Management of Chronic Diarrhea with Elevated Inflammatory Markers and Intestinal Permeability
This patient requires immediate systematic evaluation to rule out inflammatory bowel disease (IBD) or other organic pathology, followed by targeted treatment of identified intestinal yeast overgrowth and barrier dysfunction, with proton pump inhibitors for acid reflux symptoms. 1
Immediate Diagnostic Priorities
The constellation of chronic progressive diarrhea (now nocturnal), elevated inflammatory markers, increased intestinal permeability, and intestinal yeast demands urgent exclusion of active inflammatory disease before attributing symptoms to functional causes:
- Measure fecal calprotectin immediately to assess for ongoing intestinal inflammation, as this is the only biomarker approved by ECCO for distinguishing organic from functional disease 1, 2
- Perform colonoscopy with biopsies to evaluate for IBD, microscopic colitis, or other mucosal pathology, as endoscopic assessment with histopathology remains the gold standard 1, 3
- Obtain cross-sectional imaging (CT or MRI enterography) to assess for structural complications, small bowel involvement, or anatomic abnormalities 1
The elevated LDH, ferritin, B12, and basophils alongside inflammatory markers suggest either active inflammation or a systemic process that requires definitive characterization before empiric treatment 3.
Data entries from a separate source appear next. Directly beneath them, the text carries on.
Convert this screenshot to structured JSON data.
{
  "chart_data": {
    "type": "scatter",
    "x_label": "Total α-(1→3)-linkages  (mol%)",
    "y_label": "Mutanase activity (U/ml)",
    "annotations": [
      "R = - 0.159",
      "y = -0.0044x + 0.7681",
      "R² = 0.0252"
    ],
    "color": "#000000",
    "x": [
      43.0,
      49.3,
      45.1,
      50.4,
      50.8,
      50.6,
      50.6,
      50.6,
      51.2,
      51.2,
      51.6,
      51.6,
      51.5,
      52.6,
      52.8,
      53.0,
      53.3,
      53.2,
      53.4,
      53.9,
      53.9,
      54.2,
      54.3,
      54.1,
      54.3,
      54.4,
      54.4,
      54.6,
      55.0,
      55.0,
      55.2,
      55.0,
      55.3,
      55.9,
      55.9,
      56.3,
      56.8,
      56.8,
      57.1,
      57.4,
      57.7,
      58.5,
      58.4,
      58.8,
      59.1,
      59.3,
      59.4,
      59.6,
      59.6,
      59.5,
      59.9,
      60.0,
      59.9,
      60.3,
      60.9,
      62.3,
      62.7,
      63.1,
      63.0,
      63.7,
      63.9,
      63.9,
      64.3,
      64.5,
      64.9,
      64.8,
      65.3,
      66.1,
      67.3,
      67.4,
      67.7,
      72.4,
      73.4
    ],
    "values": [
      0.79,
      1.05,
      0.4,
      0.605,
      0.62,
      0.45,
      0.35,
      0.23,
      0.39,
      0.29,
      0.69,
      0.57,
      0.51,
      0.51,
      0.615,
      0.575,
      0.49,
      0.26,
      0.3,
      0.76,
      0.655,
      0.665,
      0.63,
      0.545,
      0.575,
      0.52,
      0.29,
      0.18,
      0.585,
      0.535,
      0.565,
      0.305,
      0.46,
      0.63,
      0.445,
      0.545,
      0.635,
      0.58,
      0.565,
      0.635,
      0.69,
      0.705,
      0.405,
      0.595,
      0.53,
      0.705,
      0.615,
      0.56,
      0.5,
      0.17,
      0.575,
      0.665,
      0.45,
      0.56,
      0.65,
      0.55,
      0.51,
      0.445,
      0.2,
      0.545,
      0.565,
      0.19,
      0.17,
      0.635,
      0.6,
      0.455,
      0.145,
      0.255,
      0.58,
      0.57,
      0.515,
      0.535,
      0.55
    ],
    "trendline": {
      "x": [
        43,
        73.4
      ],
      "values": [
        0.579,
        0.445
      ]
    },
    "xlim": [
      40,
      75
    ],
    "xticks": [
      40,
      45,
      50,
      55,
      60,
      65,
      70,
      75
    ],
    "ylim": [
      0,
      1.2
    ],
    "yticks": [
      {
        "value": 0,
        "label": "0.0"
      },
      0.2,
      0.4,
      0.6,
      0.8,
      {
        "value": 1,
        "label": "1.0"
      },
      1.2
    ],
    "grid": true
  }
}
Address Identified Pathology
Intestinal Yeast Overgrowth
The documented intestinal yeast on stool sample requires antifungal therapy, though evidence for this in chronic diarrhea is limited outside specific immunocompromised contexts 4. Consider fluconazole or nystatin while awaiting definitive IBD workup.
Acid Reflux Management
Initiate proton pump inhibitor therapy for symptomatic acid reflux, as this is standard first-line treatment and particularly important if gastroduodenal Crohn's disease is identified 3
Increased Intestinal Permeability
While increased intestinal permeability is associated with persistent diarrhea and abdominal pain even with mucosal healing in IBD patients, it is not yet an established therapeutic target 3. The permeability may normalize with treatment of underlying inflammation 5, 6.
Evaluate Alternative Mechanisms
If initial workup excludes active IBD or other organic disease, systematically assess these common causes of persistent diarrhea:
- Small intestinal bacterial overgrowth (SIBO): Perform glucose or lactulose hydrogen breath testing, particularly given the intestinal yeast finding suggesting dysbiosis 3
- Bile acid diarrhea: Consider SeHCAT scan or empiric trial of bile acid sequestrants (cholestyramine 4g with meals), especially if diarrhea is postprandial 3, 1
- Carbohydrate malabsorption: Breath testing for lactose and fructose intolerance, as these are more frequent in IBD and can persist even in remission 3
- Celiac disease: Serological testing with tissue transglutaminase IgA and total IgA 3
Treatment Algorithm Based on Findings
If Active IBD is Confirmed:
- For mild-moderate disease: Aminosalicylates (mesalazine ≥2g/day) for ulcerative colitis; less effective in Crohn's disease 1
- For moderate-severe or steroid-dependent disease: Immunomodulators (azathioprine 1.5-2.5 mg/kg/day or mercaptopurine 0.75-1.5 mg/kg/day) with regular FBC monitoring 3, 1
- For refractory disease: Biologic therapy after discussion of risks/benefits and surgical options 3
If Functional Symptoms Predominate (After Excluding Inflammation):
- Dietary modification: Trial of low FODMAP diet with nutritional monitoring, as this addresses carbohydrate malabsorption and has evidence in IBD-related functional symptoms 3, 1
- Symptomatic management:
- Probiotics: May be considered for functional symptoms and to address dysbiosis 1
- Psychological therapies: Cognitive behavioral therapy or hypnotherapy if anxiety or depression contribute to symptoms 1
Critical Pitfalls to Avoid
Do not attribute symptoms to IBS or functional disease without objective exclusion of inflammation, as nocturnal diarrhea is an alarm feature suggesting organic pathology 3. The progression from chronic to nocturnal diarrhea is particularly concerning and demands thorough evaluation.
Do not escalate immunosuppression if C. difficile infection is identified, as this can worsen outcomes; maintain current immunosuppression but avoid escalation 3
Monitor for complications: The elevated hematocrit may indicate dehydration from chronic diarrhea; the intermittent rash could represent erythema nodosum, pyoderma gangrenosum, or other IBD-associated dermatologic manifestations requiring specific management 3
The combination of systemic laboratory abnormalities (elevated LDH, ferritin, B12, basophils) with progressive GI symptoms necessitates comprehensive evaluation before assuming a benign functional etiology 3, 4.